IL CALORE SOLARE PER LA PRODUZIONE DELL’ACQUA CALDA

Dal punto di vista dell’insolazione, l’Italia ha un potenziale per la produzione di energia termica da fonte rinnovabile non ancora completamente sviluppato.

Grazie ai pannelli solari termici (attenzione, diversi da quelli solari fotovoltaici utilizzati per produrre energia elettrica) è possibile incanalare l’energia solare e sfruttarla per produrre acqua calda. I pannelli sono solitamente posizionati sul tetto, con il compito di catturare i raggi del sole che verranno utilizzati dal sistema per scaldare l’acqua accumulata in un apposito serbatoio. Questa tecnologia ormai collaudata da moltissimi anni permette di soddisfare il 70-80% del fabbisogno annuale di acqua calda sanitaria, ed è inoltre possibile integrare i pannelli solari con l'impianto di riscaldamento della casa che, a seconda del tipo di sistema utilizzato, può portare ad un risparmio nei consumi pari al 20-40%.
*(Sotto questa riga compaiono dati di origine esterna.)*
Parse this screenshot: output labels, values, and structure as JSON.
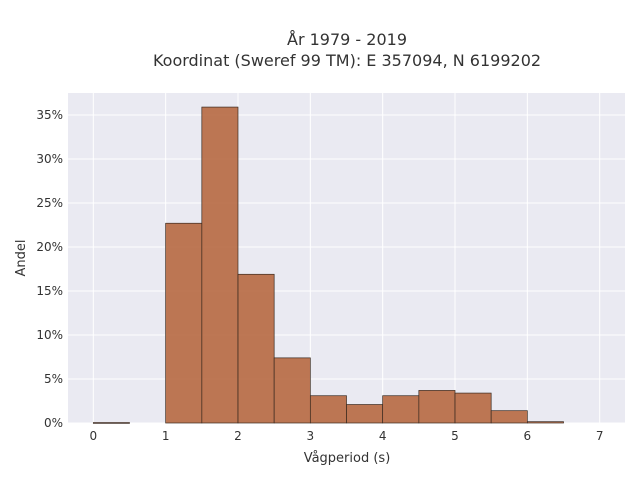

I costi iniziali per questo genere di impianto sono molto contenuti: al di sotto di €4.000 che diventano meno di €2.000grazie agli incentivi fiscali di 55% detrazione IRPEF. I tempi di ammortamento, variano in funzione della posizione, ma mediamente si aggirano intorno ai 3-4 anni.

Raggiunta ormai la piena affidabilità tecnologica la concorrenza nel settore del solare termico si gioca sulla innovazione. In questo senso si distingue, per le sue caratteristiche di costruzione e nel suo impiego, il pannello solare “Aurora” ideato e brevettato dalla società italiana Ideasol. L’elemento innovativo è costituito dalla superficie captante (per la produzione di acqua calda sanitaria) costituita da speciali piastrelle, simili a quelle da giardino, realizzate interamente in materiale plastico. In questo modo il pannello solare non ha più bisogno di essere montato solo sul tetto, ma può essere disposto come pavimento per esterni, giardini o su bordi piscina. In pratica con 28 piastrelle solari (4mq) e un serbatoio di 200 litri si ha dal sole la produzione di acqua calda sanitaria per un impianto domestico per 4 persone.